LENS Essay Series: “Xiaomi v. U.S. Department of Defense: Defending the International Emergency Economic Powers Act”

Today’s post introduces another addition to the LENS Essay Series, and it is a terrific piece of scholarship by a wonderfully talented Duke Law 3L, Bailey Williams.  Her work is entitledXiaomi v. U.S. Department of Defense: Defending the International Emergency Economic Powers Actand I urge you to read it.

Ms. Williams’ article is a perfect example of the increasing tie between business matters and national security issues.  This is something I believe will continue to grow as the U.S. and other nations resort to a range of economic and financial tools to address national security concerns.  In the 21st century, every national security law practitioner needs to understand this dimension of national power. 

Bailey’s essay walks us through a complicated area in a way that is accessible to virtually all readers.  An abstract of her work is below, but be sure to read the full essay found here.


The International Emergency Economic Powers Act (IEEPA) provides the Executive with emergency authority to act in the realm of foreign affairs and national security. As global power struggles increasingly play out in financial markets as opposed to battlefields, the United States is leveraging global capital markets, banking, and financial systems to effectuate national security goals – and is relying on IEEPA to do so. However, critics argue IEEPA lacks appropriate procedural safeguards given the courts’ general deference to the Executive acting pursuant to national security and the corresponding lack of Congressional oversight.  

After assessing various criticisms of IEEPA, this paper rejects proposed IEEPA reforms and argues IEEPA’s existing statutory accountability mechanisms, when paired with proper judicial review under the Administrative Procedure Act (APA), strike a reasonable balance between ensuring accountability and maintaining an effective and flexible foreign policy tool. 

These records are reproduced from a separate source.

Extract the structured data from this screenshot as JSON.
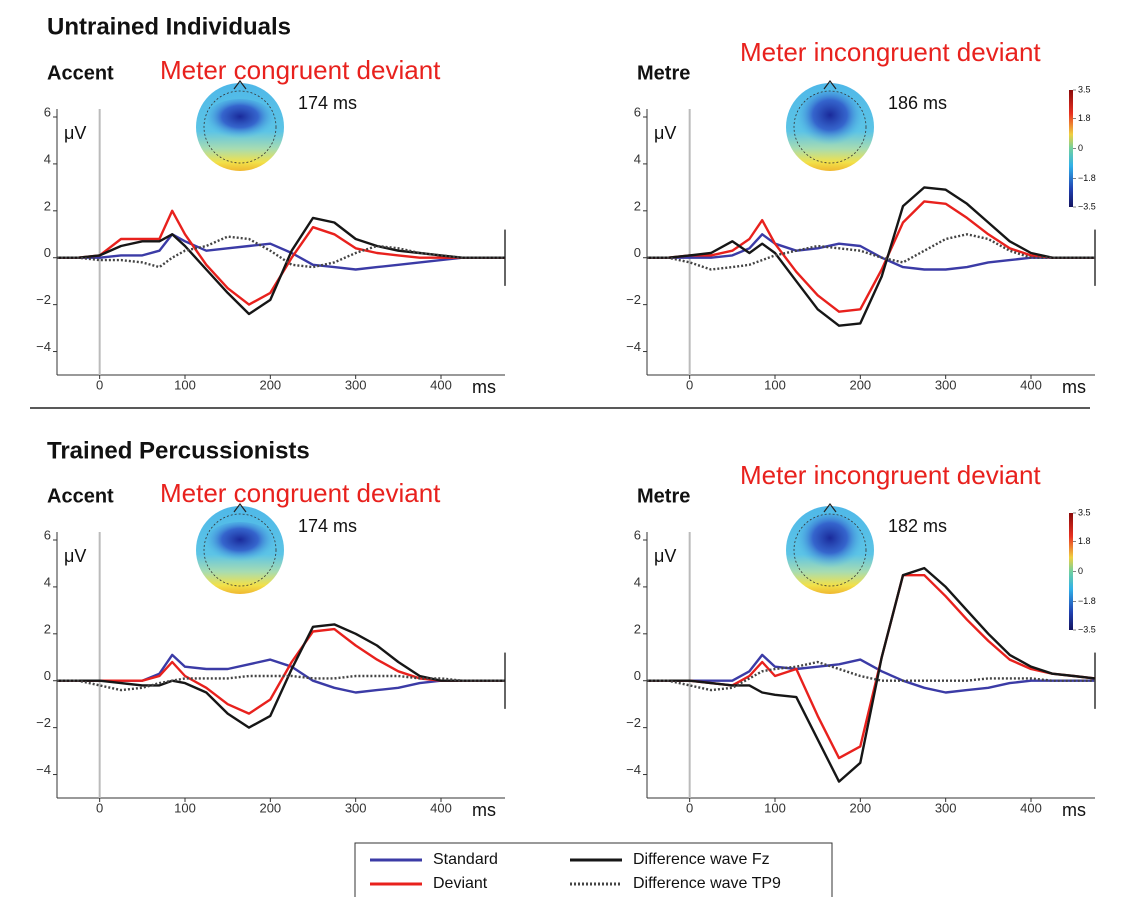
{
  "sections": [
    {
      "title": "Untrained Individuals"
    },
    {
      "title": "Trained Percussionists"
    }
  ],
  "chart_data": [
    {
      "type": "line",
      "label": "Accent",
      "title": "Meter congruent deviant",
      "annotation": "174 ms",
      "ylabel": "μV",
      "xlabel": "ms",
      "x": [
        -50,
        -25,
        0,
        25,
        50,
        70,
        85,
        100,
        125,
        150,
        175,
        200,
        225,
        250,
        275,
        300,
        325,
        350,
        375,
        400,
        425,
        450,
        475
      ],
      "xlim": [
        -50,
        475
      ],
      "ylim": [
        -5,
        6
      ],
      "xticks": [
        0,
        100,
        200,
        300,
        400
      ],
      "yticks": [
        {
          "value": -4,
          "label": "−4"
        },
        {
          "value": -2,
          "label": "−2"
        },
        0,
        2,
        4,
        6
      ],
      "series": [
        {
          "name": "Standard",
          "color": "#3b3ba6",
          "linestyle": "solid",
          "values": [
            0,
            0,
            0,
            0.1,
            0.1,
            0.3,
            1.0,
            0.7,
            0.3,
            0.4,
            0.5,
            0.6,
            0.2,
            -0.3,
            -0.4,
            -0.5,
            -0.4,
            -0.3,
            -0.2,
            -0.1,
            0,
            0,
            0
          ]
        },
        {
          "name": "Deviant",
          "color": "#e8211d",
          "linestyle": "solid",
          "values": [
            0,
            0,
            0.1,
            0.8,
            0.8,
            0.8,
            2.0,
            1.0,
            -0.3,
            -1.3,
            -2.0,
            -1.5,
            0,
            1.3,
            1.0,
            0.4,
            0.2,
            0.1,
            0,
            0,
            0,
            0,
            0
          ]
        },
        {
          "name": "Difference wave Fz",
          "color": "#161616",
          "linestyle": "solid",
          "values": [
            0,
            0,
            0.1,
            0.5,
            0.7,
            0.7,
            1.0,
            0.5,
            -0.5,
            -1.5,
            -2.4,
            -1.8,
            0.3,
            1.7,
            1.5,
            0.8,
            0.5,
            0.3,
            0.2,
            0.1,
            0,
            0,
            0
          ]
        },
        {
          "name": "Difference wave TP9",
          "color": "#444444",
          "linestyle": "dotted",
          "values": [
            0,
            0,
            -0.1,
            -0.1,
            -0.2,
            -0.4,
            0,
            0.3,
            0.5,
            0.9,
            0.8,
            0.3,
            -0.3,
            -0.4,
            -0.2,
            0.2,
            0.5,
            0.4,
            0.2,
            0.1,
            0,
            0,
            0
          ]
        }
      ]
    },
    {
      "type": "line",
      "label": "Metre",
      "title": "Meter incongruent deviant",
      "annotation": "186 ms",
      "ylabel": "μV",
      "xlabel": "ms",
      "x": [
        -50,
        -25,
        0,
        25,
        50,
        70,
        85,
        100,
        125,
        150,
        175,
        200,
        225,
        250,
        275,
        300,
        325,
        350,
        375,
        400,
        425,
        450,
        475
      ],
      "xlim": [
        -50,
        475
      ],
      "ylim": [
        -5,
        6
      ],
      "xticks": [
        0,
        100,
        200,
        300,
        400
      ],
      "yticks": [
        {
          "value": -4,
          "label": "−4"
        },
        {
          "value": -2,
          "label": "−2"
        },
        0,
        2,
        4,
        6
      ],
      "colorbar": {
        "lim": [
          -3.5,
          3.5
        ],
        "ticks": [
          3.5,
          1.8,
          0,
          {
            "value": -1.8,
            "label": "−1.8"
          },
          {
            "value": -3.5,
            "label": "−3.5"
          }
        ]
      },
      "series": [
        {
          "name": "Standard",
          "color": "#3b3ba6",
          "linestyle": "solid",
          "values": [
            0,
            0,
            0,
            0,
            0.1,
            0.4,
            1.0,
            0.6,
            0.3,
            0.4,
            0.6,
            0.5,
            0,
            -0.4,
            -0.5,
            -0.5,
            -0.4,
            -0.2,
            -0.1,
            0,
            0,
            0,
            0
          ]
        },
        {
          "name": "Deviant",
          "color": "#e8211d",
          "linestyle": "solid",
          "values": [
            0,
            0,
            0.1,
            0.1,
            0.3,
            0.8,
            1.6,
            0.6,
            -0.6,
            -1.6,
            -2.3,
            -2.2,
            -0.5,
            1.5,
            2.4,
            2.3,
            1.7,
            1.0,
            0.4,
            0.1,
            0,
            0,
            0
          ]
        },
        {
          "name": "Difference wave Fz",
          "color": "#161616",
          "linestyle": "solid",
          "values": [
            0,
            0,
            0.1,
            0.2,
            0.7,
            0.2,
            0.6,
            0.2,
            -1.0,
            -2.2,
            -2.9,
            -2.8,
            -0.8,
            2.2,
            3.0,
            2.9,
            2.3,
            1.5,
            0.7,
            0.2,
            0,
            0,
            0
          ]
        },
        {
          "name": "Difference wave TP9",
          "color": "#444444",
          "linestyle": "dotted",
          "values": [
            0,
            0,
            -0.2,
            -0.5,
            -0.4,
            -0.3,
            -0.1,
            0.1,
            0.3,
            0.5,
            0.4,
            0.3,
            0,
            -0.2,
            0.3,
            0.8,
            1.0,
            0.8,
            0.3,
            0,
            0,
            0,
            0
          ]
        }
      ]
    },
    {
      "type": "line",
      "label": "Accent",
      "title": "Meter congruent deviant",
      "annotation": "174 ms",
      "ylabel": "μV",
      "xlabel": "ms",
      "x": [
        -50,
        -25,
        0,
        25,
        50,
        70,
        85,
        100,
        125,
        150,
        175,
        200,
        225,
        250,
        275,
        300,
        325,
        350,
        375,
        400,
        425,
        450,
        475
      ],
      "xlim": [
        -50,
        475
      ],
      "ylim": [
        -5,
        6
      ],
      "xticks": [
        0,
        100,
        200,
        300,
        400
      ],
      "yticks": [
        {
          "value": -4,
          "label": "−4"
        },
        {
          "value": -2,
          "label": "−2"
        },
        0,
        2,
        4,
        6
      ],
      "series": [
        {
          "name": "Standard",
          "color": "#3b3ba6",
          "linestyle": "solid",
          "values": [
            0,
            0,
            0,
            0,
            0,
            0.3,
            1.1,
            0.6,
            0.5,
            0.5,
            0.7,
            0.9,
            0.6,
            0,
            -0.3,
            -0.5,
            -0.4,
            -0.3,
            -0.1,
            0,
            0,
            0,
            0
          ]
        },
        {
          "name": "Deviant",
          "color": "#e8211d",
          "linestyle": "solid",
          "values": [
            0,
            0,
            0,
            0,
            0,
            0.2,
            0.8,
            0.2,
            -0.3,
            -1.0,
            -1.4,
            -0.8,
            0.8,
            2.1,
            2.2,
            1.5,
            0.9,
            0.4,
            0.1,
            0,
            0,
            0,
            0
          ]
        },
        {
          "name": "Difference wave Fz",
          "color": "#161616",
          "linestyle": "solid",
          "values": [
            0,
            0,
            0,
            -0.1,
            -0.2,
            -0.2,
            0,
            -0.1,
            -0.5,
            -1.4,
            -2.0,
            -1.5,
            0.5,
            2.3,
            2.4,
            2.0,
            1.5,
            0.8,
            0.2,
            0,
            0,
            0,
            0
          ]
        },
        {
          "name": "Difference wave TP9",
          "color": "#444444",
          "linestyle": "dotted",
          "values": [
            0,
            0,
            -0.2,
            -0.4,
            -0.3,
            -0.1,
            0,
            0.1,
            0.1,
            0.1,
            0.2,
            0.2,
            0.2,
            0.1,
            0.1,
            0.2,
            0.2,
            0.2,
            0.1,
            0.1,
            0,
            0,
            0
          ]
        }
      ]
    },
    {
      "type": "line",
      "label": "Metre",
      "title": "Meter incongruent deviant",
      "annotation": "182 ms",
      "ylabel": "μV",
      "xlabel": "ms",
      "x": [
        -50,
        -25,
        0,
        25,
        50,
        70,
        85,
        100,
        125,
        150,
        175,
        200,
        225,
        250,
        275,
        300,
        325,
        350,
        375,
        400,
        425,
        450,
        475
      ],
      "xlim": [
        -50,
        475
      ],
      "ylim": [
        -5,
        6
      ],
      "xticks": [
        0,
        100,
        200,
        300,
        400
      ],
      "yticks": [
        {
          "value": -4,
          "label": "−4"
        },
        {
          "value": -2,
          "label": "−2"
        },
        0,
        2,
        4,
        6
      ],
      "colorbar": {
        "lim": [
          -3.5,
          3.5
        ],
        "ticks": [
          3.5,
          1.8,
          0,
          {
            "value": -1.8,
            "label": "−1.8"
          },
          {
            "value": -3.5,
            "label": "−3.5"
          }
        ]
      },
      "series": [
        {
          "name": "Standard",
          "color": "#3b3ba6",
          "linestyle": "solid",
          "values": [
            0,
            0,
            0,
            0,
            0,
            0.4,
            1.1,
            0.6,
            0.5,
            0.6,
            0.7,
            0.9,
            0.4,
            0,
            -0.3,
            -0.5,
            -0.4,
            -0.3,
            -0.1,
            0,
            0,
            0,
            0
          ]
        },
        {
          "name": "Deviant",
          "color": "#e8211d",
          "linestyle": "solid",
          "values": [
            0,
            0,
            0,
            -0.1,
            -0.2,
            0.2,
            0.8,
            0.2,
            0.5,
            -1.5,
            -3.3,
            -2.8,
            1.0,
            4.5,
            4.5,
            3.6,
            2.6,
            1.7,
            0.9,
            0.5,
            0.3,
            0.2,
            0.1
          ]
        },
        {
          "name": "Difference wave Fz",
          "color": "#161616",
          "linestyle": "solid",
          "values": [
            0,
            0,
            0,
            -0.1,
            -0.2,
            -0.2,
            -0.5,
            -0.6,
            -0.7,
            -2.5,
            -4.3,
            -3.5,
            1.0,
            4.5,
            4.8,
            4.0,
            3.0,
            2.0,
            1.1,
            0.6,
            0.3,
            0.2,
            0.1
          ]
        },
        {
          "name": "Difference wave TP9",
          "color": "#444444",
          "linestyle": "dotted",
          "values": [
            0,
            0,
            -0.2,
            -0.4,
            -0.3,
            0.1,
            0.4,
            0.5,
            0.6,
            0.8,
            0.5,
            0.2,
            0,
            0,
            0,
            0,
            0,
            0.1,
            0.1,
            0.1,
            0,
            0,
            0
          ]
        }
      ]
    }
  ]
}
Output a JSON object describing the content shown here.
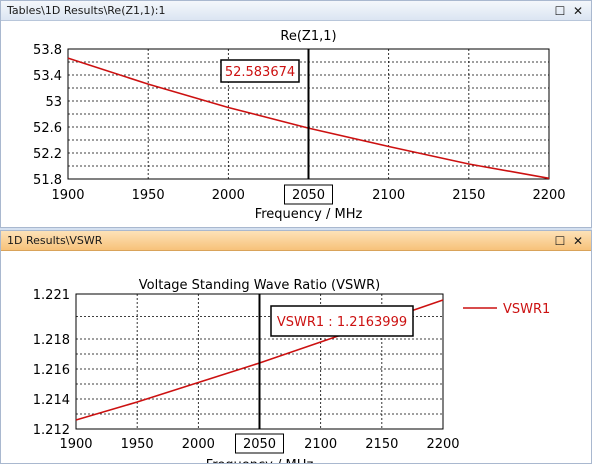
{
  "panels": [
    {
      "window_title": "Tables\\1D Results\\Re(Z1,1):1",
      "controls": {
        "maximize_icon": "maximize-icon",
        "close_icon": "close-icon"
      }
    },
    {
      "window_title": "1D Results\\VSWR",
      "controls": {
        "maximize_icon": "maximize-icon",
        "close_icon": "close-icon"
      }
    }
  ],
  "colors": {
    "curve": "#cc1111",
    "marker": "#000000",
    "grid": "#000000"
  },
  "chart_data": [
    {
      "type": "line",
      "title": "Re(Z1,1)",
      "xlabel": "Frequency / MHz",
      "ylabel": "",
      "xlim": [
        1900,
        2200
      ],
      "ylim": [
        51.8,
        53.8
      ],
      "x_ticks": [
        "1900",
        "1950",
        "2000",
        "2050",
        "2100",
        "2150",
        "2200"
      ],
      "y_ticks": [
        "51.8",
        "52.2",
        "52.6",
        "53",
        "53.4",
        "53.8"
      ],
      "grid": true,
      "series": [
        {
          "x": [
            1900,
            1950,
            2000,
            2050,
            2100,
            2150,
            2200
          ],
          "y": [
            53.66,
            53.26,
            52.9,
            52.583674,
            52.3,
            52.03,
            51.81
          ]
        }
      ],
      "marker": {
        "x": 2050,
        "label": "52.583674"
      }
    },
    {
      "type": "line",
      "title": "Voltage Standing Wave Ratio (VSWR)",
      "xlabel": "Frequency / MHz",
      "ylabel": "",
      "xlim": [
        1900,
        2200
      ],
      "ylim": [
        1.212,
        1.221
      ],
      "x_ticks": [
        "1900",
        "1950",
        "2000",
        "2050",
        "2100",
        "2150",
        "2200"
      ],
      "y_ticks": [
        "1.212",
        "1.214",
        "1.216",
        "1.218",
        "1.221"
      ],
      "grid": true,
      "legend": {
        "placement": "top-right",
        "entries": [
          "VSWR1"
        ]
      },
      "series": [
        {
          "name": "VSWR1",
          "x": [
            1900,
            1950,
            2000,
            2050,
            2100,
            2150,
            2200
          ],
          "y": [
            1.2126,
            1.2138,
            1.2151,
            1.2163999,
            1.2178,
            1.2192,
            1.2206
          ]
        }
      ],
      "marker": {
        "x": 2050,
        "label": "VSWR1 : 1.2163999"
      }
    }
  ]
}
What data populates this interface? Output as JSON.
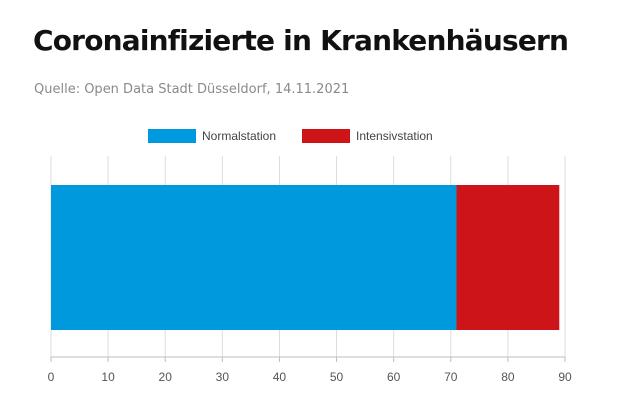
{
  "title": "Coronainfizierte in Krankenhäusern",
  "subtitle": "Quelle: Open Data Stadt Düsseldorf, 14.11.2021",
  "chart_data": {
    "type": "bar",
    "orientation": "horizontal",
    "stacked": true,
    "categories": [
      ""
    ],
    "series": [
      {
        "name": "Normalstation",
        "values": [
          71
        ],
        "color": "#0099dd"
      },
      {
        "name": "Intensivstation",
        "values": [
          18
        ],
        "color": "#cc1419"
      }
    ],
    "xlim": [
      0,
      90
    ],
    "xticks": [
      0,
      10,
      20,
      30,
      40,
      50,
      60,
      70,
      80,
      90
    ],
    "legend_position": "top",
    "grid": true
  }
}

In doing so, this paper relies on the recent decision from the D.C. District Court, Xiaomi Corporation, et al., v. Department of Defense, to demonstrate how the APA provides effective procedural constrains on the Executive power when acting pursuant to IEEPA. The Xiaomi decision represents a departure from the judiciary’s traditional deference to the Executive when acting pursuant to IEEPA and presents a compelling case study to consider both the scope of, and limits on, executive power.  

About the Author:

Bailey Williams (J.D./LL.M. 2022) is a 3L at Duke University School of Law, where she is the Managing Editor of the Duke Journal of Constitutional Law and Public Policy. She grew up in Green Cove Springs, FL and graduated in 2016 from the Florida State University with a B.A. in International Affairs and Economics. Following graduation from Duke Law, Bailey will return home to Florida and will join the Jacksonville office of Foley & Lardner.